My proposed research will advance physics-informed neural networks for gravity field modeling around small bodies in the solar system. The improved networks will be able to use diverse sources of data to generate a robust gravity solution, which will then be used to autonomously evaluate potential spacecraft trajectories. This work will enable more complex and scientifically rewarding missions to small-body systems.

Kal Monroe

Advisor: Iain Boyd
Lab: Nonequilibrium Gas and Plasma Dynamics Laboratory (NGPDL)

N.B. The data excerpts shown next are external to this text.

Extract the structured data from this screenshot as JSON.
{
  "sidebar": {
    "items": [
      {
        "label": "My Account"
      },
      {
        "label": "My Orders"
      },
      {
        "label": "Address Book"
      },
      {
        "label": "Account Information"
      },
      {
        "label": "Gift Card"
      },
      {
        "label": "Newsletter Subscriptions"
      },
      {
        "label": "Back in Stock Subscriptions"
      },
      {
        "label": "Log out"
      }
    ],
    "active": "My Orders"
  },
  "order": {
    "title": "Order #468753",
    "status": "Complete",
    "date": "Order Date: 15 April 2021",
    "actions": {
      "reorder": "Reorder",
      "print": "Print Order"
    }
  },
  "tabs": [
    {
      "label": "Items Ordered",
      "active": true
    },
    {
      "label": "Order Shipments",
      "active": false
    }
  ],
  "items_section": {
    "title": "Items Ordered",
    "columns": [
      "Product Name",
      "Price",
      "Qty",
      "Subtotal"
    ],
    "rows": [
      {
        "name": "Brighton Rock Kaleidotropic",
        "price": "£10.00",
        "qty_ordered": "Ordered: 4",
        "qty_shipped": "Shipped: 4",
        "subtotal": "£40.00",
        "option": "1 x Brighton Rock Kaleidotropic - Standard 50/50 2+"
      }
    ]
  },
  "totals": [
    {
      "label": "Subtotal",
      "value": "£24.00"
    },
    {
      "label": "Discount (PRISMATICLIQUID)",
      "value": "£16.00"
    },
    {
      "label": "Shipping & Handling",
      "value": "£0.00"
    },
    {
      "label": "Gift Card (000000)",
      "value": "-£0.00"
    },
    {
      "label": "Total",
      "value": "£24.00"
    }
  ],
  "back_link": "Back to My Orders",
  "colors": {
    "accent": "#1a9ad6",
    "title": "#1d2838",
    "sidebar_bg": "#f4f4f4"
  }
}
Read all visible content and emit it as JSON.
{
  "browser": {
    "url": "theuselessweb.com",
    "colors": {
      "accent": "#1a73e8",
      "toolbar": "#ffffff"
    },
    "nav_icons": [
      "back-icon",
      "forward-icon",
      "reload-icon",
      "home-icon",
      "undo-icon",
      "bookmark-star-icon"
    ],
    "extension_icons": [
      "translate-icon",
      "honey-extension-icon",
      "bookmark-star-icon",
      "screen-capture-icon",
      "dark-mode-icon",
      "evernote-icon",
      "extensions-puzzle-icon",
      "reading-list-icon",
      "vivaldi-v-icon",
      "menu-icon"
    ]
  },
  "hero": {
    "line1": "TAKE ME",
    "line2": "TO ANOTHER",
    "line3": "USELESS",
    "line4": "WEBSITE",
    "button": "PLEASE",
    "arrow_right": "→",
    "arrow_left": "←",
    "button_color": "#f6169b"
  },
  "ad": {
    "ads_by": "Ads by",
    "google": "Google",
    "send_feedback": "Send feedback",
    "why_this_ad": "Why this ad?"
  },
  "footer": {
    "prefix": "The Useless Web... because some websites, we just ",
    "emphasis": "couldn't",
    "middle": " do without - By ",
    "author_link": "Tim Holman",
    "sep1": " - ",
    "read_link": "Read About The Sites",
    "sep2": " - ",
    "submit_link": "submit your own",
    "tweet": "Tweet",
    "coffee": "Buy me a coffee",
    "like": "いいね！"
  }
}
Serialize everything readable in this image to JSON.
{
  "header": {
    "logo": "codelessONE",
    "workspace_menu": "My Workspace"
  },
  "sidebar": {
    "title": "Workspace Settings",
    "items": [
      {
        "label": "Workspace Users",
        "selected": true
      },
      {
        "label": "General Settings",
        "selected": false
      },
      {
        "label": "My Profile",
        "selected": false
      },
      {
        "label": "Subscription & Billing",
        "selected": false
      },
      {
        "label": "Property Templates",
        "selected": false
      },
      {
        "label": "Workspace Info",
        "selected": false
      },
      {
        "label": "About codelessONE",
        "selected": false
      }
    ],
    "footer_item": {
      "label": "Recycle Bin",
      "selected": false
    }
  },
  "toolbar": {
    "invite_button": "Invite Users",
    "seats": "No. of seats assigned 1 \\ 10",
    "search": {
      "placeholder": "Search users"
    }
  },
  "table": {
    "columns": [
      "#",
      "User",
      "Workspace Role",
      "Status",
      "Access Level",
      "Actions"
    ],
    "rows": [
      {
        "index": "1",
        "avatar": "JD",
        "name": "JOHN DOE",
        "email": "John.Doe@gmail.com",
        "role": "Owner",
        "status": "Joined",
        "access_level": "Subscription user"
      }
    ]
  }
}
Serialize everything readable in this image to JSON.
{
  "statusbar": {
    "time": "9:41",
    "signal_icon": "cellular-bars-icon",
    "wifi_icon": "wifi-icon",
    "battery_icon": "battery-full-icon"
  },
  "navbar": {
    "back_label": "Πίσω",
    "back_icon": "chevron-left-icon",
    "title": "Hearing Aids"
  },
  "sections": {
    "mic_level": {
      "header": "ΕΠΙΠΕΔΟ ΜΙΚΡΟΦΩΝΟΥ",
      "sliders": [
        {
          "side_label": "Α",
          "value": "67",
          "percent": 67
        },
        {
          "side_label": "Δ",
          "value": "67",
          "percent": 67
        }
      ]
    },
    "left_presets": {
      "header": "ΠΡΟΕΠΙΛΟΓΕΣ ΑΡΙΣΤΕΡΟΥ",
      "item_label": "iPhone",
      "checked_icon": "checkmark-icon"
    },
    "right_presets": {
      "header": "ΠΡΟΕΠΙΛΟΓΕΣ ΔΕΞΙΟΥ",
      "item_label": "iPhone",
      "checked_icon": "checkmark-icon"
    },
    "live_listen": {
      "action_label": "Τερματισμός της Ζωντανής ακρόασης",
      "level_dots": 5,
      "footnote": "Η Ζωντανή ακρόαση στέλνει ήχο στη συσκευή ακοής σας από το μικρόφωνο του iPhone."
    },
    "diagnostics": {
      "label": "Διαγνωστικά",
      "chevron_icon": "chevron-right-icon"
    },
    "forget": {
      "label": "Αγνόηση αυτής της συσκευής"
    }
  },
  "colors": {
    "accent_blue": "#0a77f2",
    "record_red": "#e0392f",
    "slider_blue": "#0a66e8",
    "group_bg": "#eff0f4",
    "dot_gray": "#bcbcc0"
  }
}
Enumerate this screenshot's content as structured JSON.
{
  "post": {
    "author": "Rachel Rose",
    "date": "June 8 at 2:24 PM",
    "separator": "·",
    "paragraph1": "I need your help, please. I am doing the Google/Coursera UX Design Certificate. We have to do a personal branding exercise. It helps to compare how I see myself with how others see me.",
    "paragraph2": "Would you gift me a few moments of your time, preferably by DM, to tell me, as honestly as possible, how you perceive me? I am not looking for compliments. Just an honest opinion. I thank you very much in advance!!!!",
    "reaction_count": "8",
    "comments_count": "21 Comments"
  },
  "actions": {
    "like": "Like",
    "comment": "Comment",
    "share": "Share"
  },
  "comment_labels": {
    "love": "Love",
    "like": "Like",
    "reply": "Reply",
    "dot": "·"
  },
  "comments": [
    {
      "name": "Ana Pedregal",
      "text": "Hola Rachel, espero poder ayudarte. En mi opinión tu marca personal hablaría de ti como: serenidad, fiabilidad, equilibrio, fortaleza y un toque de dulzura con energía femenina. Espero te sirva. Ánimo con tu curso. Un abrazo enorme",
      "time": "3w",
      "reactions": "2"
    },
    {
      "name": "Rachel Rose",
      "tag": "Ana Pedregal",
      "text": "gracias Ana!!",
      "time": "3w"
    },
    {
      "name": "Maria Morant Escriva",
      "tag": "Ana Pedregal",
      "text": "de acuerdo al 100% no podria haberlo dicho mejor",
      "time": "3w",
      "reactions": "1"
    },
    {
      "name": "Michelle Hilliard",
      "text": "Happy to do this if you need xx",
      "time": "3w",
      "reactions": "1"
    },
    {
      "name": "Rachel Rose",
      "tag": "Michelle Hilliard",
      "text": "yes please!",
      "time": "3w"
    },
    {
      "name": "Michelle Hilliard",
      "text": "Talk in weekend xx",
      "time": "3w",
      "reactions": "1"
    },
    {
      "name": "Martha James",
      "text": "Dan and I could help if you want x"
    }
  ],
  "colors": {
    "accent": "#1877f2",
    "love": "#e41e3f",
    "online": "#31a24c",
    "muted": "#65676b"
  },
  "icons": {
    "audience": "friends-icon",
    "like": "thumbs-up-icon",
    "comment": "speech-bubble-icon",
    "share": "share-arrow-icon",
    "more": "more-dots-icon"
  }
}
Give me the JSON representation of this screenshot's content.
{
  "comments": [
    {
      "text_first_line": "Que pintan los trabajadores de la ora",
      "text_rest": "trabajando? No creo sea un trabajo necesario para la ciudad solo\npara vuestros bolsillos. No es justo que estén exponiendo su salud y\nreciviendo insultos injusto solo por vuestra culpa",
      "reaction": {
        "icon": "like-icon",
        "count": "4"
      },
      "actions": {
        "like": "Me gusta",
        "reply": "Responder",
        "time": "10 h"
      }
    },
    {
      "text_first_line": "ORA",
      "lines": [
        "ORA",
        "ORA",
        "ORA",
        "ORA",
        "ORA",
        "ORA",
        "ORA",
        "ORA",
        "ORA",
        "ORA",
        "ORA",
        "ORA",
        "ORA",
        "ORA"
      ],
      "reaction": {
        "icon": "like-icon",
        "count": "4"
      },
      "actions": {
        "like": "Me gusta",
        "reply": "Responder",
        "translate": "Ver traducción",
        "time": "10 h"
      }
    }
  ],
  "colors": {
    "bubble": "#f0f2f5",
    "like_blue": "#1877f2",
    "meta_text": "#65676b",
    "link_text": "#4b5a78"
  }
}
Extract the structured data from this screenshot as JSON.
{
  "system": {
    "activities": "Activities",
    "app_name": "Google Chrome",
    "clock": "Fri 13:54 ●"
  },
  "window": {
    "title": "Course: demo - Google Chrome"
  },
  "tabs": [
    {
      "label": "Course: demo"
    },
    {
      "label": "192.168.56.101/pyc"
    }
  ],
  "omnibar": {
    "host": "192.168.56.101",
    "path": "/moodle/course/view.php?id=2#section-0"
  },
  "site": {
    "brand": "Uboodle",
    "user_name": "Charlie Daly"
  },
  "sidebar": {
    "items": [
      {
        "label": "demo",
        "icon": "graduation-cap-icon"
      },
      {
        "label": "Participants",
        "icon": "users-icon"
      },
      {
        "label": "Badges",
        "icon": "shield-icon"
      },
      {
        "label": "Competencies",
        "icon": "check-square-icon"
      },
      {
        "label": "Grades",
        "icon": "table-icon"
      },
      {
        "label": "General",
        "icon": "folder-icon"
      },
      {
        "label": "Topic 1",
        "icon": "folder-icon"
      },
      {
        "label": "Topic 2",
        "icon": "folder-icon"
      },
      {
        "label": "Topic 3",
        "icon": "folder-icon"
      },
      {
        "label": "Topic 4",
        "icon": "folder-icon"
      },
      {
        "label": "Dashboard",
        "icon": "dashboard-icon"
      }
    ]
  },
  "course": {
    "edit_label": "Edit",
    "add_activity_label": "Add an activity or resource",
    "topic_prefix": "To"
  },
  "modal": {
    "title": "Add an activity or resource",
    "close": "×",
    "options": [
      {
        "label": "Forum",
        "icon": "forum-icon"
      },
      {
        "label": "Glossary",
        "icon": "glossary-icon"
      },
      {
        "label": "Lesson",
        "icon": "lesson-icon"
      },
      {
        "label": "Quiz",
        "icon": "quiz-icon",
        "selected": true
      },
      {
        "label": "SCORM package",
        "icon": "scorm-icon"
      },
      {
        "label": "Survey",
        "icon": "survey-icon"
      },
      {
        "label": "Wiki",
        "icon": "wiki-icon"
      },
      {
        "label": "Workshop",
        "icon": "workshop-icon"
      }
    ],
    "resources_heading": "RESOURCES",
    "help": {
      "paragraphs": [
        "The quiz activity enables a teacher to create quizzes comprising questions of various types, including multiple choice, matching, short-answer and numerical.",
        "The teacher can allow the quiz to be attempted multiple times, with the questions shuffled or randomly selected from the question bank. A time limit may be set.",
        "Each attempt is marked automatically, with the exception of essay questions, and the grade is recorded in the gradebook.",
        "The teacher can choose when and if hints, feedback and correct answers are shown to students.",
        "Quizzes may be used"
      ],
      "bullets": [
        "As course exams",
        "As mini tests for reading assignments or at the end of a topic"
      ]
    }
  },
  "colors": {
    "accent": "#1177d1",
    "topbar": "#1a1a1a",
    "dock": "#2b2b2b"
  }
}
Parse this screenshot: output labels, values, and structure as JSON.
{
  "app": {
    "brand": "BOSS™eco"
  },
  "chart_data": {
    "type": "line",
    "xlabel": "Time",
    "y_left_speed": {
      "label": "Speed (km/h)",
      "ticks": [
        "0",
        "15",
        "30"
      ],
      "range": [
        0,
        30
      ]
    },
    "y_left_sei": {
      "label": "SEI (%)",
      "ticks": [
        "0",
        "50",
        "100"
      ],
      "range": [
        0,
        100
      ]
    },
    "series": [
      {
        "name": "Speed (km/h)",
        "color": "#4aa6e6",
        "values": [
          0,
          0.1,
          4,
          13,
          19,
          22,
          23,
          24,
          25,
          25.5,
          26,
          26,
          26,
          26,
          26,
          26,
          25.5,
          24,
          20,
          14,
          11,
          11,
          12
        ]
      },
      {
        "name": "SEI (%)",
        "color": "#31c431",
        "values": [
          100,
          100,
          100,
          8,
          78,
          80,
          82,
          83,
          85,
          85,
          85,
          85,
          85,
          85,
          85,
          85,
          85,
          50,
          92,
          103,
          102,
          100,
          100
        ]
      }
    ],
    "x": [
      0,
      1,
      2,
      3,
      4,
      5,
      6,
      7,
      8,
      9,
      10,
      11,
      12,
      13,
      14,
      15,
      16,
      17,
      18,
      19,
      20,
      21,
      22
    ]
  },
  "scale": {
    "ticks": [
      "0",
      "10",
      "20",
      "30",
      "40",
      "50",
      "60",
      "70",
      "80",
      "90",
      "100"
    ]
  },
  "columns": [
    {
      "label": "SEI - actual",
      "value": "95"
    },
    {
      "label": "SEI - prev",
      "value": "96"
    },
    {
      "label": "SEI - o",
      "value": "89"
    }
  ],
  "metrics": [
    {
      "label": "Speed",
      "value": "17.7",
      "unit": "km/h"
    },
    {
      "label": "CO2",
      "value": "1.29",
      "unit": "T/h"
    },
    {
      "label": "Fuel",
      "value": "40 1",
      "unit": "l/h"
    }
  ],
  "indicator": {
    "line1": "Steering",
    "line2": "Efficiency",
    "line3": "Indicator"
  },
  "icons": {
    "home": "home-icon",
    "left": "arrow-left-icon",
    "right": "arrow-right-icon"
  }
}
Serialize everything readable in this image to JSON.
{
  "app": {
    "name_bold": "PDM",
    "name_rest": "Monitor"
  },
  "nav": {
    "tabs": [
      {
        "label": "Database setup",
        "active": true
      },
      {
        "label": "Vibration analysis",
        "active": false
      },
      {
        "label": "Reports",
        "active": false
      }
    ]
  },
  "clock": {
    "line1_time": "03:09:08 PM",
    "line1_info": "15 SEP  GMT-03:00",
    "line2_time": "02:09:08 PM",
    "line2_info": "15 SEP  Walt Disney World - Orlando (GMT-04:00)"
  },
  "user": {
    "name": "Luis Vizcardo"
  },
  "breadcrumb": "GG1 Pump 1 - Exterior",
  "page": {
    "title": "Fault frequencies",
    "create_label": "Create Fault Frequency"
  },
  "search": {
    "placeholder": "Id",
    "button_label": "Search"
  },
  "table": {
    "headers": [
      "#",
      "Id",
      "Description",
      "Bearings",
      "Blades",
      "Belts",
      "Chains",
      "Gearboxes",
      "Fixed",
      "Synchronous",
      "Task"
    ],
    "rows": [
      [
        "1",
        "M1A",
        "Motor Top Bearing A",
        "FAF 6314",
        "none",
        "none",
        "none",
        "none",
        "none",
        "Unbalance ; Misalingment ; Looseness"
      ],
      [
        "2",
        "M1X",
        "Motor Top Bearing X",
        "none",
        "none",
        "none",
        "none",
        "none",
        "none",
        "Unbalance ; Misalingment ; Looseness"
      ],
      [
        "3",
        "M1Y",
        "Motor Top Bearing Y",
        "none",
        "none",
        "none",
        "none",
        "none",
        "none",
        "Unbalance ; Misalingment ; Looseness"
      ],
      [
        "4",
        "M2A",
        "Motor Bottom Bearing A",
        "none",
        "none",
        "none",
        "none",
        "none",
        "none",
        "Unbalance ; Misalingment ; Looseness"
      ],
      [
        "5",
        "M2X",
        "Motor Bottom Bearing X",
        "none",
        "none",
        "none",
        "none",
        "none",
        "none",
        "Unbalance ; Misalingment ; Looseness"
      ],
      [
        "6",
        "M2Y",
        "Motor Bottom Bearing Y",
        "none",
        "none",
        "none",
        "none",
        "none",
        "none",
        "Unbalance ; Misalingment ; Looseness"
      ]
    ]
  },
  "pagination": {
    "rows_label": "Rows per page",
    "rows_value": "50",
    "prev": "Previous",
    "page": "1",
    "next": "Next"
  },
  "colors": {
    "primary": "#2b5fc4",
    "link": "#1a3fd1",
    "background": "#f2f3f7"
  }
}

In a hypersonic flow, such as a space-shuttle reentry, the extreme aerothermodynamic environment imparts significant heat loads to the surface of your vehicle. These loads are particularly high near stagnation regions and can result in material failure if unmanaged. My research aims to investigate a novel thermal protection system for these regions using thermionic materials, which, when heated, emit high-energy electrons that carry heat away from the surface. To accomplish this, I will construct a computational framework to simulate thermionic emission in hypersonic environments. This framework will then support an analysis of a conceptual hypersonic vehicle utilizing thermionic materials. Mission characteristics, such as maximum range, speed, and payload capacity will be calculated to characterize any benefits in vehicle performance this technology may offer.

Amrita Singh

Advisor: James Nabity
Lab: Bioastronautics Lab

Understanding and mitigating the risks posed by the presence of lunar dust is critical to ensure safety during lunar missions. Spacesuits are particularly vulnerable during don and doff, as lunar dust may migrate to the suit’s interior and cause abrasive damage to the bladder layer. This damage may render the suit unable to hold pressure, posing a major risk to not only crew health and performance, but also mission success. I propose research on the integration of passive dust mitigation technologies with the spacesuit bladder layer to prevent dust adhesion and subsequent abrasive damage, resulting in a higher level of spacesuit robustness and reliability over repeated use.

Mark Stephenson

Advisor: Hanspeter Schaub
Lab: Autonomous Vehicle Systems (AVS) laboratory

Mark's research studies decentralized satellite autonomy policies for optimization of constellation-wide search-and-image tasks, in which agents collaboratively search for and identify new targets and image them, maximizing the science output of the constellation. Advances in spacecraft technology have enabled observational satellite constellations containing a greater number of imaging agents, allowing for more complex planetary and climate science missions such as those to observe emergent geothermal activity on Enceladus or transient climate-influenced activity on Earth. However, current methods for constellation operation identify targets and generate multiagent satellite scheduling solutions offline, which has various drawbacks. This research will increase the responsiveness of terrestrial constellations for environmental monitoring and enable deep-space constellations about bodies with dynamic planetary science environments where communication with offline systems is costly, if not impossible.

David Dezell Turner

Advisor: Jay McMahon
Lab: Orbital Research Cluster for Celestial Applications (ORCCA) lab

Turner completed his bachelor’s degree at MIT and is now a first-year PhD student at CU Boulder studying astrodynamics. His current research interests include designing stochastic guidance algorithms for nuclear thermal propulsion (NTP), a type of space propulsion known for its balance between high thrust and high fuel-efficiency. His research also involves designing an interactive mixed reality platform for interplanetary trajectory design.